Весной на лугу игральникам раздолье было. Парни плясали, что-нибудь вытворяли, девки хороводили до зари…
Ну а в холода все больше по избам: друг над дружкой подтрунивали, со смеху покатывались – пока щеки не сведет, частушки выдумывали. А потом смотришь, кто-нибудь кадриль закрутит и золотиночку свою в круг вытащит, а там и шепоток поползет. Каждый молодец выбирал для себя любушку-то, какая полюбей да поладней. Анна последний год очень уж модничала: направляясь на вечеринку, цветастый шелковый платок так нашмурит, что еле глаза видать, ровно только себя показать и шла, а смотреть уж ни на кого не думала. Парни побаивались ее, но все одно льнули.
Зимой на вечеринке рассядутся, а чтобы неловкость развеять, песню начинают с шепота, еле слыхать, затем все громче, громче – и так распоются, что и все стеснение куда-то пропадет. Сходились обычно к одинокой богомольной бабке. Слухов о ней много ходило. Избу для вечерок парни откупали. Моя тетка приглянулась этой отшельнице. «Прибежала я к ней на второй день Пасхи, – сказывала тетка, – чтобы договориться о вечеринке. Вижу, стоит она на коленях перед образами, бьет поклон за поклоном и приговаривает: “Господи, прости меня, грешницу-великогрешницу! Прости мою душу грешную! Прости меня за грехи мои тяжкие, грешницу-великогрешницу!”». Долго тетка не нарушала молитву, а потом спросила: «Какие уж такие грехи, бабушка?» И она поведала по секрету: «Вскоре после свадьбы муженек укатил в Питер на заработки да так и застрял там на много зим.

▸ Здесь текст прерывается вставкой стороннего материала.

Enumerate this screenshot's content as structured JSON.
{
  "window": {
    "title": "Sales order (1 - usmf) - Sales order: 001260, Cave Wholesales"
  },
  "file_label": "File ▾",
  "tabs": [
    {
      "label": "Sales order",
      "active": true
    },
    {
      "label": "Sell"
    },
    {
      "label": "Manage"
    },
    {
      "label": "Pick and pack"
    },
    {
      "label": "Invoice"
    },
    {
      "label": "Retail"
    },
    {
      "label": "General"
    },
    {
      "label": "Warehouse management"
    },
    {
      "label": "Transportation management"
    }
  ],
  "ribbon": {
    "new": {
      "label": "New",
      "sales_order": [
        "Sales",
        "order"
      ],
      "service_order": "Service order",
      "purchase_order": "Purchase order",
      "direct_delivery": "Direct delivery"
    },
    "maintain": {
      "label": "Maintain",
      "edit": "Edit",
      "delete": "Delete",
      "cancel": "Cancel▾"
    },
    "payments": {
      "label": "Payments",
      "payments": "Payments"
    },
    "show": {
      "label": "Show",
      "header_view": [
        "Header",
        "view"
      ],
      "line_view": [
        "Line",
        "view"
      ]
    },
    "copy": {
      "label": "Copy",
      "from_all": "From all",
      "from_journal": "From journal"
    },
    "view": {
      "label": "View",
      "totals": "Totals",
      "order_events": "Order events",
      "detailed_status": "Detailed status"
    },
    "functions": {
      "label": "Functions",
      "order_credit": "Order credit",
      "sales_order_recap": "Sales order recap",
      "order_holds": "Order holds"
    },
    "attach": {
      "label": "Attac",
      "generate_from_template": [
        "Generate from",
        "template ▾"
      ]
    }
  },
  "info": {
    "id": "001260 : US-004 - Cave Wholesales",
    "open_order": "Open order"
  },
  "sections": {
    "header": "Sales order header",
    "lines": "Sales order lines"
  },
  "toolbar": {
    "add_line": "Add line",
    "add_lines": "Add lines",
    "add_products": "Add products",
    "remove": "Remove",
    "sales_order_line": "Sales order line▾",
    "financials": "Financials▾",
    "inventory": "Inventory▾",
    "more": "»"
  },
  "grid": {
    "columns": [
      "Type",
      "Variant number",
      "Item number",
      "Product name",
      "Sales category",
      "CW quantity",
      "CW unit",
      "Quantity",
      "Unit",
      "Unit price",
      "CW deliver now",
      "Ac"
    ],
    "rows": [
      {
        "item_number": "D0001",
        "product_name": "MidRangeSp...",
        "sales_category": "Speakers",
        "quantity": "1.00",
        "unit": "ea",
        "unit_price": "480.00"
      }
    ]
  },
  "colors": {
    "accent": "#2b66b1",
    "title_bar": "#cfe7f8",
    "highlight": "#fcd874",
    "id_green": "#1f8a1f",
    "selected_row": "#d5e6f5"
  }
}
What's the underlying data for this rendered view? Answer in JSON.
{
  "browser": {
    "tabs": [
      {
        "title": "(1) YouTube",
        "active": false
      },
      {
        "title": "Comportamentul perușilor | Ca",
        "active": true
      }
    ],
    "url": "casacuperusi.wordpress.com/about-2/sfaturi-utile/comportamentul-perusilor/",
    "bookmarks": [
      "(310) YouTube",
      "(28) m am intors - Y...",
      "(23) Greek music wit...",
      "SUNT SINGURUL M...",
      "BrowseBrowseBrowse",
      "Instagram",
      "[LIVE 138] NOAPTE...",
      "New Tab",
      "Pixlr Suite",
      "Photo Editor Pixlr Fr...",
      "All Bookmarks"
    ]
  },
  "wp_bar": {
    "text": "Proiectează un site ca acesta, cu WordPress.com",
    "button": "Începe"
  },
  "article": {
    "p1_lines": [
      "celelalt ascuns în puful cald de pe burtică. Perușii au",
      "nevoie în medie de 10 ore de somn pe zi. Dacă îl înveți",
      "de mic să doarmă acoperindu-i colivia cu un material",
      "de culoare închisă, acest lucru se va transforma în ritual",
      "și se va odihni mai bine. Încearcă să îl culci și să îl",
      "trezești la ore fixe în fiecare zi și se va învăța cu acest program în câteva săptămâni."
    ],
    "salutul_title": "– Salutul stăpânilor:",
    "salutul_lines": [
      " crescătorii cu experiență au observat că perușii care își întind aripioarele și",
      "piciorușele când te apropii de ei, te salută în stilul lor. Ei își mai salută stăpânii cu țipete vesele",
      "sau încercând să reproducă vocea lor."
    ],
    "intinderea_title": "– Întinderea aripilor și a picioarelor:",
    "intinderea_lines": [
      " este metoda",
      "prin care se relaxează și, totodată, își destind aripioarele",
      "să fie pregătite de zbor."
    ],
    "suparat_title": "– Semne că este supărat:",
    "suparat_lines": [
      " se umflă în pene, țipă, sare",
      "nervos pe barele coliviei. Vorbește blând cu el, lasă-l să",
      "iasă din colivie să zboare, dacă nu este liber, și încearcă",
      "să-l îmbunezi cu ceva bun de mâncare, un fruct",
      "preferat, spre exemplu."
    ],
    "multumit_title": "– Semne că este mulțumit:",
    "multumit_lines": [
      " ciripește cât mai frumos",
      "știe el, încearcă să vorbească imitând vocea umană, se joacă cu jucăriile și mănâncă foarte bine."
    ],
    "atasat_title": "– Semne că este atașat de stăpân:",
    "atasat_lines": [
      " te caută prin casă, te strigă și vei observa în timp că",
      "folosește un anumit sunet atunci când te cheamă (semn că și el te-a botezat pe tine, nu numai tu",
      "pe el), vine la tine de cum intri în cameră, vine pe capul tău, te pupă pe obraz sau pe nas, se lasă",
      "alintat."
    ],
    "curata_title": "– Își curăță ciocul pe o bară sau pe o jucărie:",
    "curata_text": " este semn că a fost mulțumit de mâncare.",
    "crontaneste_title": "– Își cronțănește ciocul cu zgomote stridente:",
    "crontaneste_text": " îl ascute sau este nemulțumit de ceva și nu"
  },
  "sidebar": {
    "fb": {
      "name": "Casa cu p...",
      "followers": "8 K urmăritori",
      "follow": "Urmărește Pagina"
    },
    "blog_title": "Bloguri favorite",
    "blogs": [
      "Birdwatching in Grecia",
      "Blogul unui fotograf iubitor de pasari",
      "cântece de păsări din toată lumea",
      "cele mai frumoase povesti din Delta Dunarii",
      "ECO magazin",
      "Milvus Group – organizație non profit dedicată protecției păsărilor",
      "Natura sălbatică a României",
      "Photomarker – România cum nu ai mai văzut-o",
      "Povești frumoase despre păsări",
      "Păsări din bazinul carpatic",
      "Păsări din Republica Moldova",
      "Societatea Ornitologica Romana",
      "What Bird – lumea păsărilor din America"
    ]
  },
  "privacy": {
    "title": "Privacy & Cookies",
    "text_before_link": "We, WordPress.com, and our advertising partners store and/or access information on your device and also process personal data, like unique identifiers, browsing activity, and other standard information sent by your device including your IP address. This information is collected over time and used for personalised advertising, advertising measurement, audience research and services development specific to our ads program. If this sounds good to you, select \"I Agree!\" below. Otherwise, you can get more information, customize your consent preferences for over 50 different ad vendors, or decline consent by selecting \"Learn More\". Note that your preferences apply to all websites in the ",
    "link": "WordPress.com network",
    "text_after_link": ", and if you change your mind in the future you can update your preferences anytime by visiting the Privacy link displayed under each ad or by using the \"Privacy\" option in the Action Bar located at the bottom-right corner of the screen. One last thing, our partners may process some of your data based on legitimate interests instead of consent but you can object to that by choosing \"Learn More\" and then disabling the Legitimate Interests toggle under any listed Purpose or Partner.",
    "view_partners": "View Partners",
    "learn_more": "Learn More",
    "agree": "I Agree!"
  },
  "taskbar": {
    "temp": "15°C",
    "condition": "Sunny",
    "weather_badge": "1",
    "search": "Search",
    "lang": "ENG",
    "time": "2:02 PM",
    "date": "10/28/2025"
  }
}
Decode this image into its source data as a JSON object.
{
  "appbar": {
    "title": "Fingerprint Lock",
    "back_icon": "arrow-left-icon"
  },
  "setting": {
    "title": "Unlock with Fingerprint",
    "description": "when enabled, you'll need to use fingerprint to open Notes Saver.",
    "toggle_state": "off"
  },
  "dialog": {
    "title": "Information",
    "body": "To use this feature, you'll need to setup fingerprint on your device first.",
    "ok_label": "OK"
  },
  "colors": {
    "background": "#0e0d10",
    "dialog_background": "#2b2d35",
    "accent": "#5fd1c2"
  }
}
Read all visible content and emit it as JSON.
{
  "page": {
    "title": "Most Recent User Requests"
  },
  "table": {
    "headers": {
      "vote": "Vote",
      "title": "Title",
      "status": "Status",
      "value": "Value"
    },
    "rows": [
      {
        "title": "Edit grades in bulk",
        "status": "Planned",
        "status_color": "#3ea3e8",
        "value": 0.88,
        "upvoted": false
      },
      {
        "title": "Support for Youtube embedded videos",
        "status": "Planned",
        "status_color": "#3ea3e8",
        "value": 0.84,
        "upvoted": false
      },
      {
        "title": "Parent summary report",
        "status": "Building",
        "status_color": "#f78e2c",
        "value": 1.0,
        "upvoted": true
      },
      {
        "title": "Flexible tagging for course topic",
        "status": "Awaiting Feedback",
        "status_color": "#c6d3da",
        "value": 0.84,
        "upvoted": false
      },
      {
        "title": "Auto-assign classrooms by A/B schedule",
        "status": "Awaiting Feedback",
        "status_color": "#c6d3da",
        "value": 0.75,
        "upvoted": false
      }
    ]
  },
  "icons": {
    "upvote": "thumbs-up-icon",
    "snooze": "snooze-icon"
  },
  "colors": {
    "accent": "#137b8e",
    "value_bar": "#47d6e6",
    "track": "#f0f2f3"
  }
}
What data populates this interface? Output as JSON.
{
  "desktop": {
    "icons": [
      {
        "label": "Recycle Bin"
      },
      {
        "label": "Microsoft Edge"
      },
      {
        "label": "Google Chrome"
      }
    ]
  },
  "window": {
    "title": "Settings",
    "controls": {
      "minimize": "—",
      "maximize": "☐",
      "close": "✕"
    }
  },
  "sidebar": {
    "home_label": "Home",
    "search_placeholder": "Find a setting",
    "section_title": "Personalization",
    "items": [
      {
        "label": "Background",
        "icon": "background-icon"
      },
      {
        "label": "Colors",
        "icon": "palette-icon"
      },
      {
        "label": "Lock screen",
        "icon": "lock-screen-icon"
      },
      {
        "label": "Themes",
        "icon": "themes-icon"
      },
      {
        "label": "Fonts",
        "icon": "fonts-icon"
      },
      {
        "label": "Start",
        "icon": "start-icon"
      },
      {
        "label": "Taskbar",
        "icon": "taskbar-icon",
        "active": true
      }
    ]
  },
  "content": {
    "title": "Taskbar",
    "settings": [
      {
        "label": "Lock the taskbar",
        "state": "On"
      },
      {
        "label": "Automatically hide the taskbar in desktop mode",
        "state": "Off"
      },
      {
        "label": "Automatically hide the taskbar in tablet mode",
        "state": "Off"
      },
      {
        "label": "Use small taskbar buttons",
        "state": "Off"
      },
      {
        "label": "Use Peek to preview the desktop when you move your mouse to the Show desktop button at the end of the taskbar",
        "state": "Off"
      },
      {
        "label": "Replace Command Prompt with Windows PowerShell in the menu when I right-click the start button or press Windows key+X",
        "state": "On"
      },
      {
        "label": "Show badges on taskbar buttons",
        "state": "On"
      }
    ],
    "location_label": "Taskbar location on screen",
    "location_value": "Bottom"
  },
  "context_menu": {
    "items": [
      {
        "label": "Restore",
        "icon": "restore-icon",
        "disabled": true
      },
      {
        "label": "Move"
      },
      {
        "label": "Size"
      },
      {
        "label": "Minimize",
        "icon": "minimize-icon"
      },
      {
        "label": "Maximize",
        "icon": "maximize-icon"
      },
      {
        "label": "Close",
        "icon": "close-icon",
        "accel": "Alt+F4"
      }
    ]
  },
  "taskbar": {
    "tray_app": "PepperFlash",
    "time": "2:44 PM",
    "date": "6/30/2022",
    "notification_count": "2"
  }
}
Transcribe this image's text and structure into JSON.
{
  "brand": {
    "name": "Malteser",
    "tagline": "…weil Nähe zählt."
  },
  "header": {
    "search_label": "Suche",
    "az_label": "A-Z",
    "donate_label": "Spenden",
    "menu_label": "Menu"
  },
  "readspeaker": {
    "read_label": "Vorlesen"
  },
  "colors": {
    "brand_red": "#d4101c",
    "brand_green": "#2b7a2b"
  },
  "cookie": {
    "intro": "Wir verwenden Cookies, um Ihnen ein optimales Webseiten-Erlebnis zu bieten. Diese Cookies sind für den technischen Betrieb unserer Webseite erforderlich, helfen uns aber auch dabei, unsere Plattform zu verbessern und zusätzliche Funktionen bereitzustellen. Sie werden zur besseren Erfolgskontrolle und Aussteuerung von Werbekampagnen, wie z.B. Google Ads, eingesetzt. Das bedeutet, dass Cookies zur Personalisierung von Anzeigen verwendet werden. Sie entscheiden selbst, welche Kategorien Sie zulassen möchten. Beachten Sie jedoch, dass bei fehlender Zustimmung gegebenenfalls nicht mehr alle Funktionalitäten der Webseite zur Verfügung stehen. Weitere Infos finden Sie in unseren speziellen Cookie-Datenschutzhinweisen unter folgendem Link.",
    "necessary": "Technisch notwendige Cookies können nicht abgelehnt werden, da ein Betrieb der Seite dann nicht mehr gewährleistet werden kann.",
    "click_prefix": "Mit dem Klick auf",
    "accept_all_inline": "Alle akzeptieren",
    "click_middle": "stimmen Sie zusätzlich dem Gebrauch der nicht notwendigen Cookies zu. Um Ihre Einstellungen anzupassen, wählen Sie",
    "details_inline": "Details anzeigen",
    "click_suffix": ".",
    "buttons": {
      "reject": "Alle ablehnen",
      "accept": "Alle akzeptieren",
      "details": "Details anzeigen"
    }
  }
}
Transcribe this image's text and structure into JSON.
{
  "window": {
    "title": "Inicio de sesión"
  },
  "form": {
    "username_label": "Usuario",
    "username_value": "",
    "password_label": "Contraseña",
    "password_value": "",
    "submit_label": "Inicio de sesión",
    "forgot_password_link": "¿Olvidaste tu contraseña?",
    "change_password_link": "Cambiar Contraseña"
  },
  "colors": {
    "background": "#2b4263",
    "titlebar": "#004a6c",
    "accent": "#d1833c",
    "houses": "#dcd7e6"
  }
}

А я горевала одна-одинешенька, получая редкие весточки от него с попутными мужиками, кто с заработков возвращался. Всякое в голову лезло: стоко лет ни вдова ни брошенка – как думаешь? Каждую зиму сулился приехать, да так полжизни и пролетело. А вот в десятую весну, кажись, закружила меня тоска-кручина, и я не выдержала… Радость была со стыдом пополам, так счастьем-то я и не натешилась, а только грех нажила. Глаза все от соседей прятала, а младень уж по дому бегал. Когда муж вернулся, сыночек уже восьмое лето жил. Скандал был – не приведи Господи. Из столицы все мужики бойкими возвращались. И мой напитерился, к винцу пристрастился, кулаки чесать начал. Жизнь-то у нас и не заладилась. Дальше – больше: окажись у него болезнь какая-то нехорошая… Люди шепотом передавали: си-фи-лиз. Так-то бы откуда я знала? А тут уж волосы клочьями на голове у него полезли – не скроешь, признал болезнь. Како в деревне леченье? В город надо было, а там денежки давай. И я уже страдала, но сказать еще не смела… Он ведь все меня винил: мол, от твоего греха болезнь пристала. А вскорости он и помер. Это бы еще полгоря, так в тот год и сын с моря не вернулся – с артелью ходил, деньги на свадьбу скапливал. Как тут не вспомнить? Не зря ведь говорят: через грех счастья не сыщешь».
Так она замаливала свой грех…
Осенью четырнадцатого у Гаврила и Якова закончилось рекрутство. Деревенские с облегчением вздохнули. Что ни день, не к одному, так к другому в дом ввалятся гурьбой: подавай им вино, закуску. И не откажешь – так уж заведено было. Кто из рекрутов совестливый, так раз зайдет, вроде как попрощаться, посидит, выпьет и больше уж не настырничает. А ведь у этих хватов ни стыда ни совести: ночь-полночь, хошь не хошь – подымайся, ставь! Отец мог вместо них наемщиков в солдаты отправить, так скупость заела: об их же благе вроде пекся, не хотел нажитое проматывать. В соседней деревне богатый мужик нанял парня за своего сына, а потом жалился: наемщику в руки сколько давал, жену его одарил, мать, что ни день – вино да закуски. Дружков наведет – только успевай стол накрывать, пока рекрутил. Наемщики к тому времени уже отменены были, но иногда богатый откупался, а бедный служил, чтобы хозяйство поправить.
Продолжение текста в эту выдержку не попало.